Back to declaring variables… with type
Now that we have a rough idea on types, we can do more things with the “let” keyword.
For example, we can tell Rust to use an i64 for our number:
#![allow(unused)] fn main() { let x: i64 = 2; }
That will force the selection of this type. But wait… if we didn’t specify a type, and Rust needs one to know how much memory to use… how did Rust make the previous examples work?
As a reminder, we did:
fn main() { let x; x = 4; println!("{}", x); }
And we did not specify a type here. In fact, this could be i8, i16, i32, i64 or even u8, u16, etc. All these will work.

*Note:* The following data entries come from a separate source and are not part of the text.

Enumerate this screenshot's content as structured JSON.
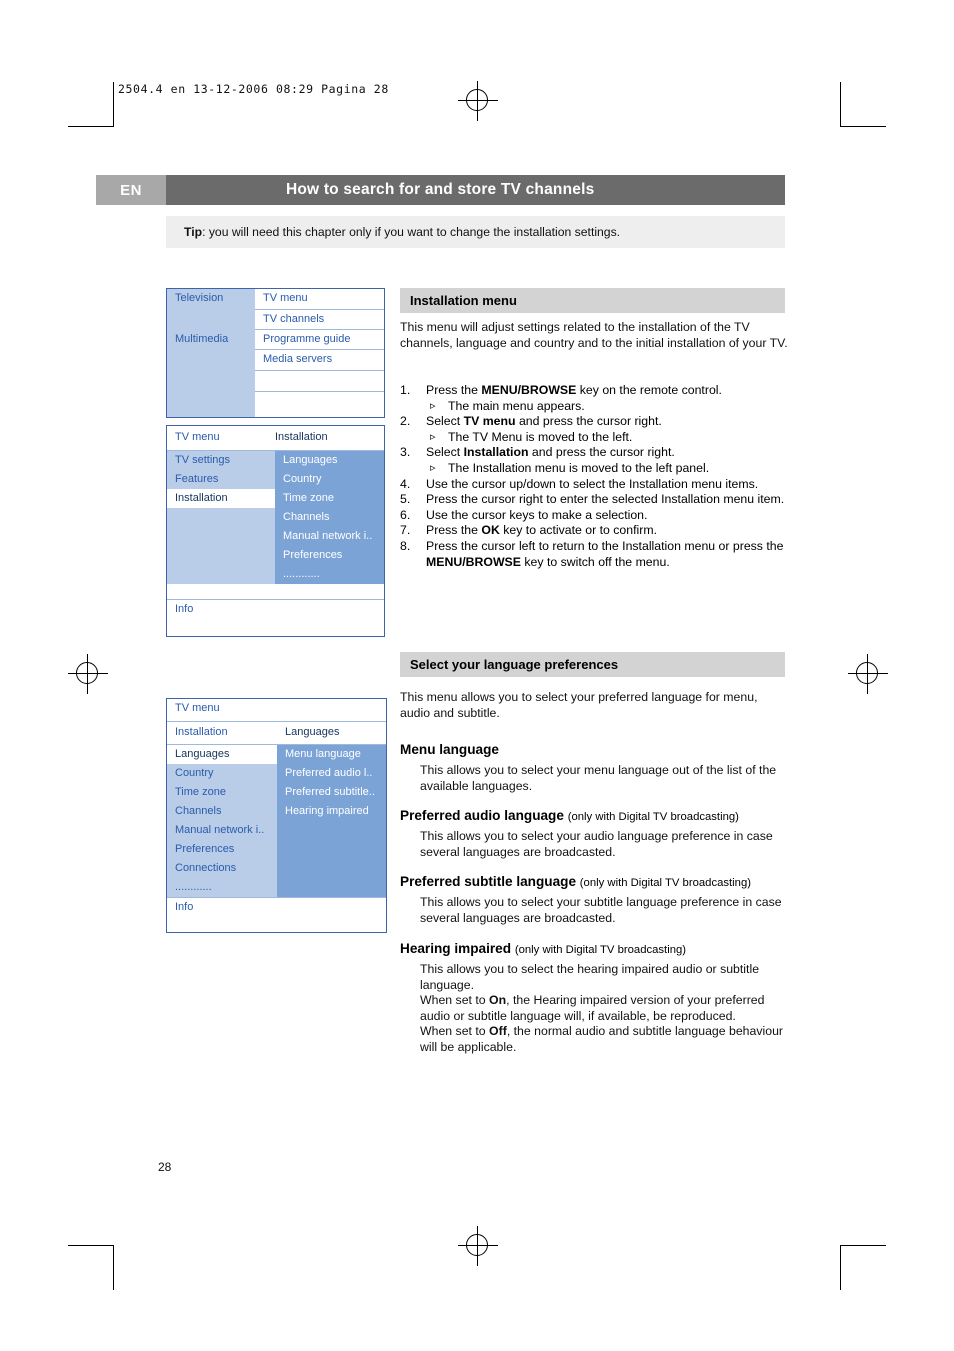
{
  "print_header": "2504.4 en   13-12-2006  08:29   Pagina 28",
  "page_number": "28",
  "header": {
    "lang_badge": "EN",
    "title": "How to search for and store TV channels",
    "tip_label": "Tip",
    "tip_text": ": you will need this chapter only if you want to change the installation settings."
  },
  "section1": {
    "heading": "Installation menu",
    "intro": "This menu will adjust settings related to the installation of the TV channels, language and country and to the initial installation of your TV.",
    "steps": [
      {
        "num": "1.",
        "text_pre": "Press the ",
        "bold": "MENU/BROWSE",
        "text_post": " key on the remote control.",
        "sub": "The main menu appears."
      },
      {
        "num": "2.",
        "text_pre": "Select ",
        "bold": "TV menu",
        "text_post": " and press the cursor right.",
        "sub": "The TV Menu is moved to the left."
      },
      {
        "num": "3.",
        "text_pre": "Select ",
        "bold": "Installation",
        "text_post": " and press the cursor right.",
        "sub": "The Installation menu is moved to the left panel."
      },
      {
        "num": "4.",
        "text_pre": "Use the cursor up/down to select the Installation menu items.",
        "bold": "",
        "text_post": "",
        "sub": ""
      },
      {
        "num": "5.",
        "text_pre": "Press the cursor right to enter the selected Installation menu item.",
        "bold": "",
        "text_post": "",
        "sub": ""
      },
      {
        "num": "6.",
        "text_pre": "Use the cursor keys to make a selection.",
        "bold": "",
        "text_post": "",
        "sub": ""
      },
      {
        "num": "7.",
        "text_pre": "Press the ",
        "bold": "OK",
        "text_post": " key to activate or to confirm.",
        "sub": ""
      },
      {
        "num": "8.",
        "text_pre": "Press the cursor left to return to the Installation menu or press the ",
        "bold": "MENU/BROWSE",
        "text_post": " key to switch off the menu.",
        "sub": ""
      }
    ]
  },
  "section2": {
    "heading": "Select your language preferences",
    "intro": "This menu allows you to select your preferred language for menu, audio and subtitle.",
    "blocks": [
      {
        "title": "Menu language",
        "qualifier": "",
        "body": "This allows you to select your menu language out of the list of the available languages."
      },
      {
        "title": "Preferred audio language",
        "qualifier": "(only with Digital TV broadcasting)",
        "body": "This allows you to select your audio language preference in case several languages are broadcasted."
      },
      {
        "title": "Preferred subtitle language",
        "qualifier": "(only with Digital TV broadcasting)",
        "body": "This allows you to select your subtitle language preference in case several languages are broadcasted."
      },
      {
        "title": "Hearing impaired",
        "qualifier": "(only with Digital TV broadcasting)",
        "body_lines": [
          "This allows you to select the hearing impaired audio or subtitle language.",
          "When set to On, the Hearing impaired version of your preferred audio or subtitle language will, if available, be reproduced.",
          "When set to Off, the normal audio and subtitle language behaviour will be applicable."
        ]
      }
    ]
  },
  "osd_panel1": {
    "left": [
      "Television",
      "",
      "Multimedia",
      "",
      ""
    ],
    "right": [
      "TV menu",
      "TV channels",
      "Programme guide",
      "Media servers",
      ""
    ]
  },
  "osd_panel2": {
    "title_left": "TV menu",
    "title_right": "Installation",
    "left": [
      "TV settings",
      "Features",
      "Installation",
      "",
      "",
      "",
      "",
      ""
    ],
    "right": [
      "Languages",
      "Country",
      "Time zone",
      "Channels",
      "Manual network i..",
      "Preferences",
      "............",
      ""
    ],
    "footer": "Info"
  },
  "osd_panel3": {
    "title": "TV menu",
    "second_left": "Installation",
    "second_right": "Languages",
    "left": [
      "Languages",
      "Country",
      "Time zone",
      "Channels",
      "Manual network i..",
      "Preferences",
      "Connections",
      "............"
    ],
    "right": [
      "Menu language",
      "Preferred audio l..",
      "Preferred subtitle..",
      "Hearing impaired",
      "",
      "",
      "",
      ""
    ],
    "footer": "Info"
  },
  "colors": {
    "title_bar": "#6b6b6b",
    "badge": "#a8a8a8",
    "section_head": "#d3d3d3",
    "osd_border": "#3c64a6",
    "osd_light": "#b9cde8",
    "osd_mid": "#7ba3d6",
    "osd_text": "#2a5bab"
  }
}
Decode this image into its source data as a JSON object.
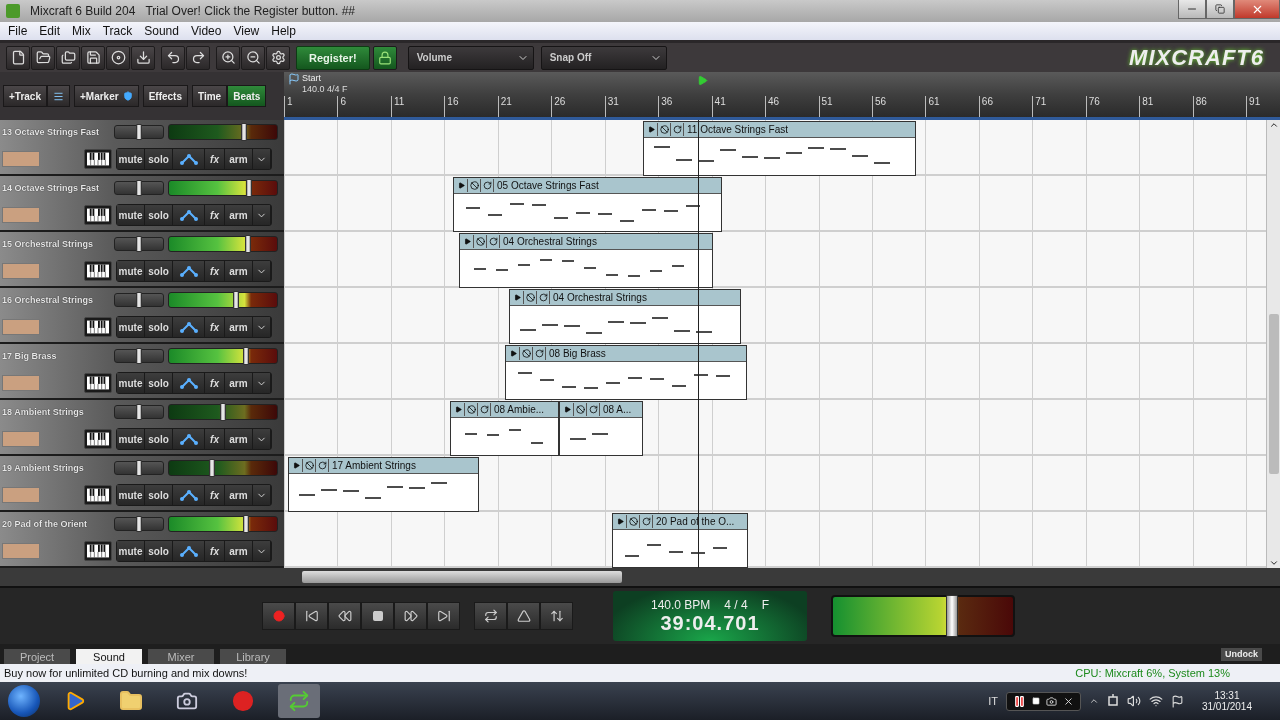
{
  "window": {
    "app": "Mixcraft 6 Build 204",
    "title": "Trial Over!  Click the Register button. ##"
  },
  "menu": [
    "File",
    "Edit",
    "Mix",
    "Track",
    "Sound",
    "Video",
    "View",
    "Help"
  ],
  "toolbar": {
    "register": "Register!",
    "volume_dropdown": "Volume",
    "snap_dropdown": "Snap Off",
    "logo": "MIXCRAFT6"
  },
  "track_header": {
    "add_track": "+Track",
    "add_marker": "+Marker",
    "effects": "Effects",
    "modes": [
      {
        "label": "Time",
        "selected": false
      },
      {
        "label": "Beats",
        "selected": true
      }
    ]
  },
  "ruler": {
    "marker": "Start",
    "marker_info": "140.0 4/4 F",
    "ticks": [
      "1",
      "6",
      "11",
      "16",
      "21",
      "26",
      "31",
      "36",
      "41",
      "46",
      "51",
      "56",
      "61",
      "66",
      "71",
      "76",
      "81",
      "86",
      "91"
    ]
  },
  "tracks": [
    {
      "name": "13 Octave Strings Fast",
      "pan": {
        "level": 0.5
      },
      "volume": {
        "level": 0.69
      },
      "active": false,
      "buttons": [
        "mute",
        "solo",
        "fx",
        "arm"
      ],
      "clips": [
        {
          "name": "11 Octave Strings Fast"
        }
      ]
    },
    {
      "name": "14 Octave Strings Fast",
      "pan": {
        "level": 0.5
      },
      "volume": {
        "level": 0.74
      },
      "active": true,
      "buttons": [
        "mute",
        "solo",
        "fx",
        "arm"
      ],
      "clips": [
        {
          "name": "05 Octave Strings Fast"
        }
      ]
    },
    {
      "name": "15 Orchestral Strings",
      "pan": {
        "level": 0.5
      },
      "volume": {
        "level": 0.73
      },
      "active": true,
      "buttons": [
        "mute",
        "solo",
        "fx",
        "arm"
      ],
      "clips": [
        {
          "name": "04 Orchestral Strings"
        }
      ]
    },
    {
      "name": "16 Orchestral Strings",
      "pan": {
        "level": 0.5
      },
      "volume": {
        "level": 0.62
      },
      "active": true,
      "buttons": [
        "mute",
        "solo",
        "fx",
        "arm"
      ],
      "clips": [
        {
          "name": "04 Orchestral Strings"
        }
      ]
    },
    {
      "name": "17 Big Brass",
      "pan": {
        "level": 0.5
      },
      "volume": {
        "level": 0.71
      },
      "active": true,
      "buttons": [
        "mute",
        "solo",
        "fx",
        "arm"
      ],
      "clips": [
        {
          "name": "08 Big Brass"
        }
      ]
    },
    {
      "name": "18 Ambient Strings",
      "pan": {
        "level": 0.5
      },
      "volume": {
        "level": 0.5
      },
      "active": false,
      "buttons": [
        "mute",
        "solo",
        "fx",
        "arm"
      ],
      "clips": [
        {
          "name": "08 Ambie..."
        },
        {
          "name": "08 A..."
        }
      ]
    },
    {
      "name": "19 Ambient Strings",
      "pan": {
        "level": 0.5
      },
      "volume": {
        "level": 0.4
      },
      "active": false,
      "buttons": [
        "mute",
        "solo",
        "fx",
        "arm"
      ],
      "clips": [
        {
          "name": "17 Ambient Strings"
        }
      ]
    },
    {
      "name": "20 Pad of the Orient",
      "pan": {
        "level": 0.5
      },
      "volume": {
        "level": 0.71
      },
      "active": true,
      "buttons": [
        "mute",
        "solo",
        "fx",
        "arm"
      ],
      "clips": [
        {
          "name": "20 Pad of the O..."
        }
      ]
    }
  ],
  "transport": {
    "tempo": "140.0 BPM",
    "signature": "4 / 4",
    "key": "F",
    "time": "39:04.701",
    "master_meter": {
      "level": 0.66
    }
  },
  "tabs": [
    {
      "label": "Project",
      "selected": false
    },
    {
      "label": "Sound",
      "selected": true
    },
    {
      "label": "Mixer",
      "selected": false
    },
    {
      "label": "Library",
      "selected": false
    }
  ],
  "undock": "Undock",
  "status_bar": {
    "message": "Buy now for unlimited CD burning and mix downs!",
    "cpu": "CPU: Mixcraft 6%, System 13%"
  },
  "taskbar": {
    "language": "IT",
    "time": "13:31",
    "date": "31/01/2014"
  }
}
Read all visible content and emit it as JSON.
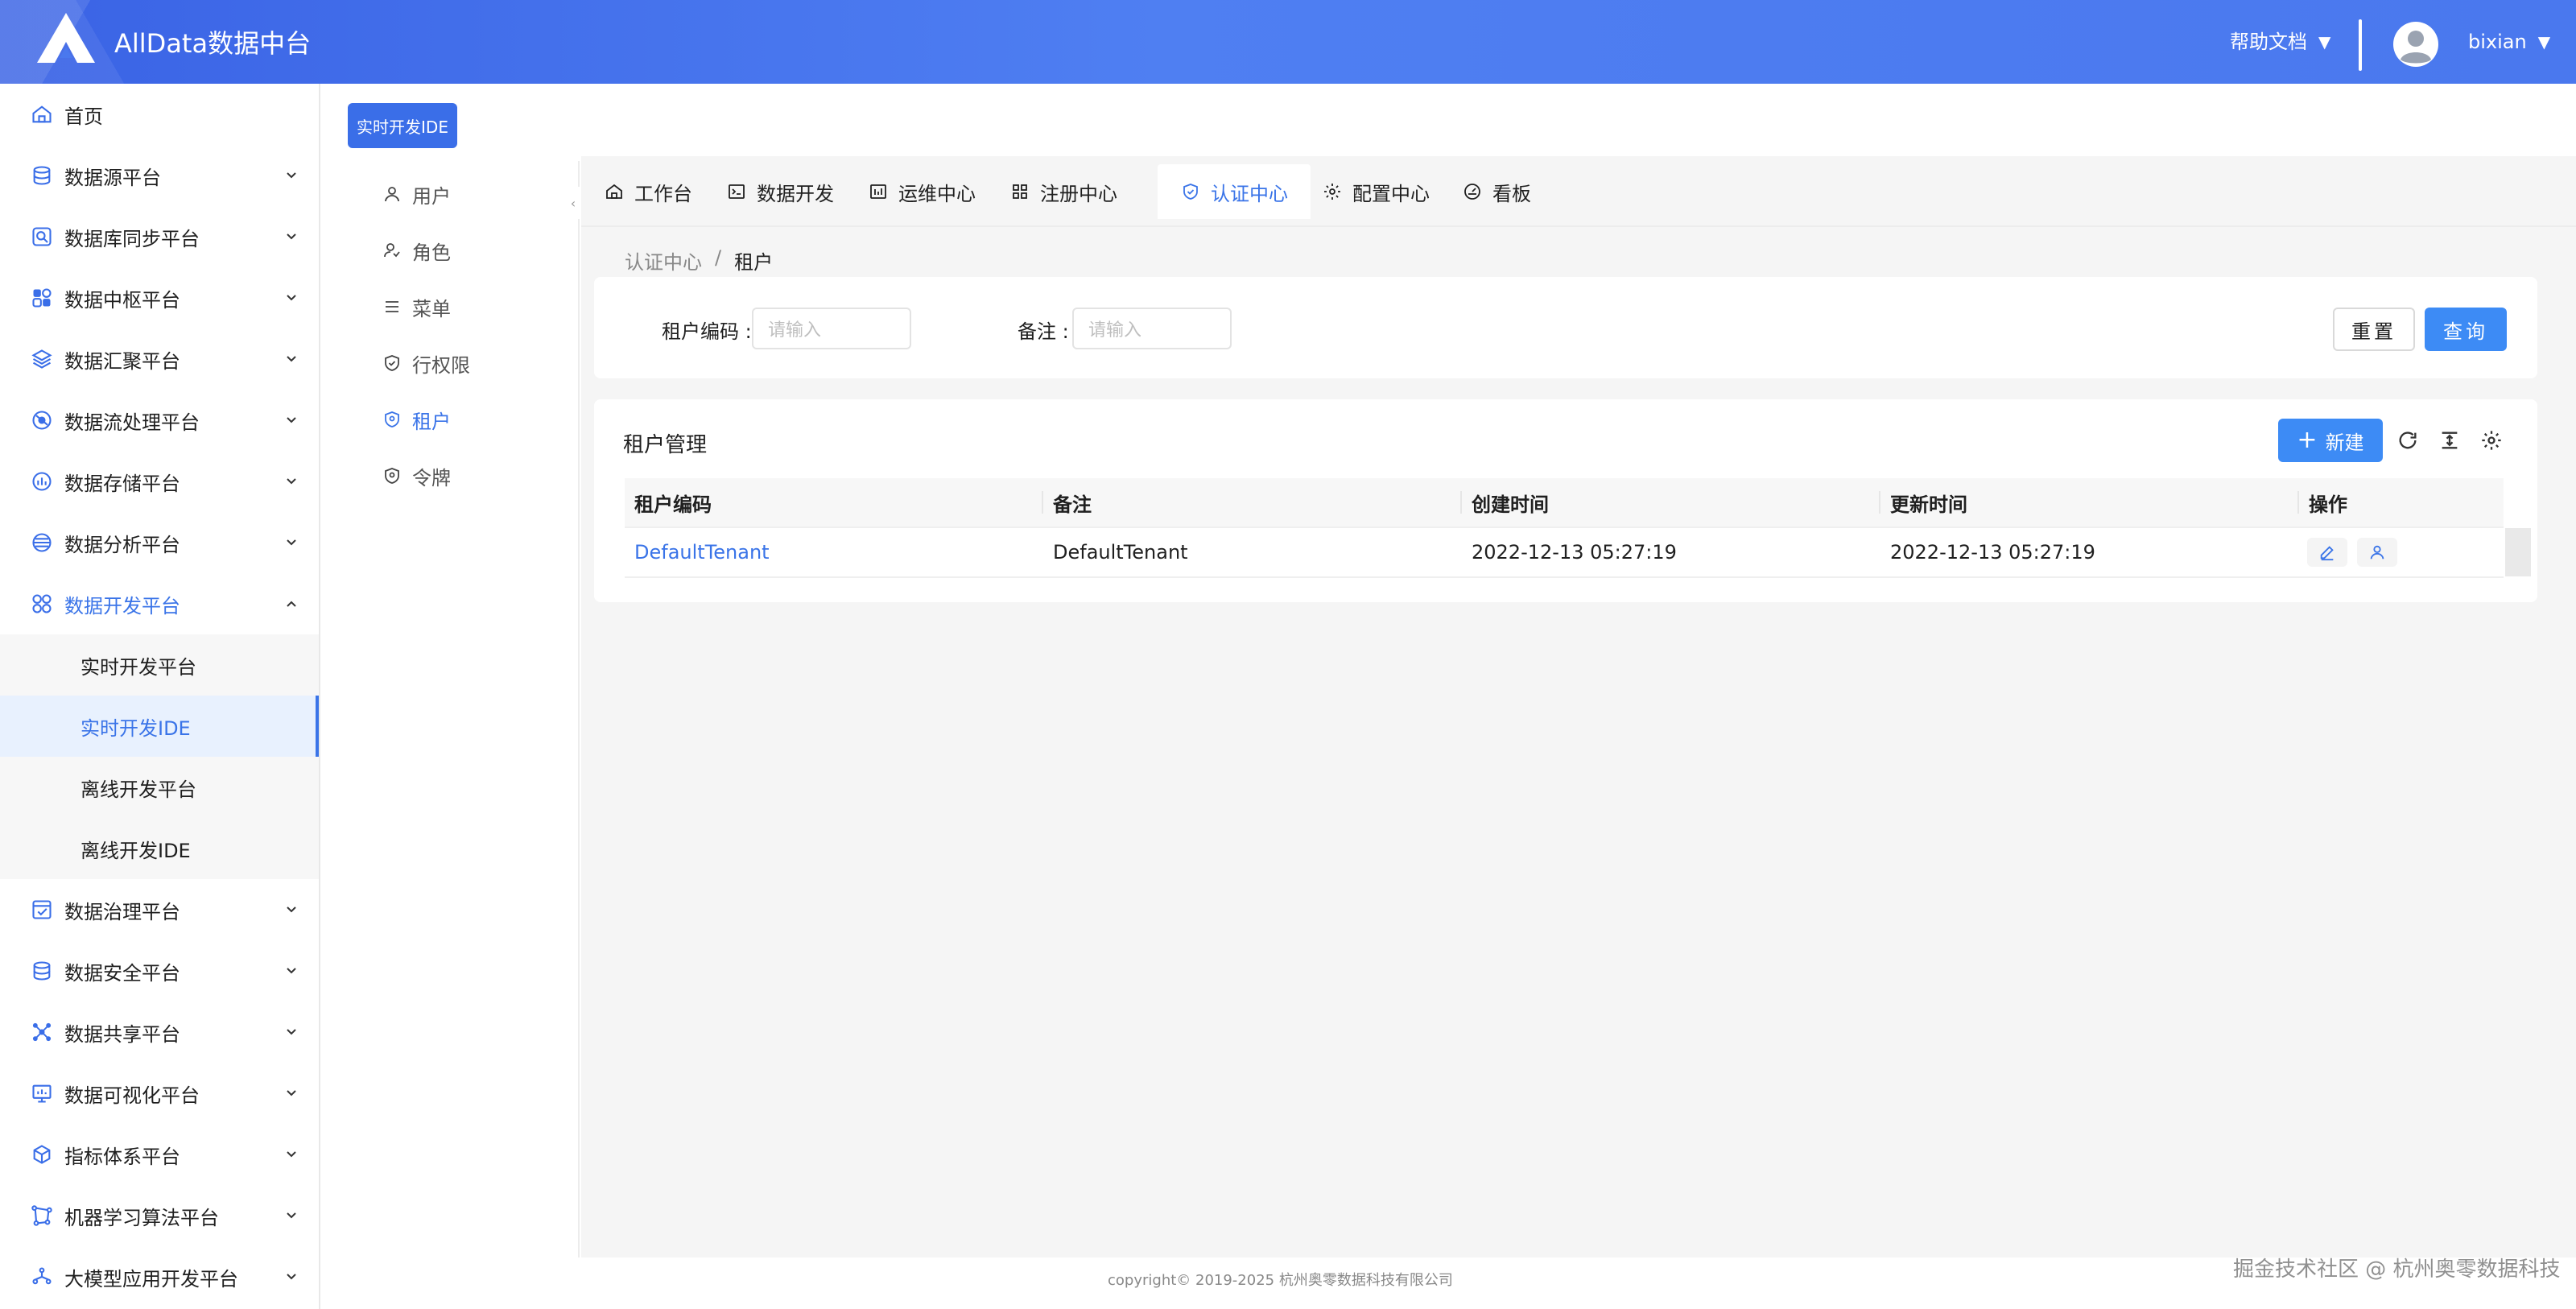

Which one did select Rust and why?
Did we care which one to use when writing this? No. And neither does Rust.
Rust will do something similar to what I’m telling you to do. i64 is a
perfectly fine type for most uses, so just go with that. Rust is probably doing
the same thing here: It seems you want a number; does i64 work?
Ok, so that one then; that looks good1.
Rust does a lot of guesswork to select the type, and most of the time we don’t need to care about this. In a few particular times it might be confused with too many options that are too different, and might complain. In such cases, we need to help it by defining the type. Aside from that we’ll avoid setting the types and let Rust do its magic.
Note here that Rust might guess differently and prefer an i32 over an i64 “because it’s smaller, and it still works”. As we didn’t care about which type, it’s pointless to try to know what Rust exactly does. If we want to be sure it’s an i64, we just write it down.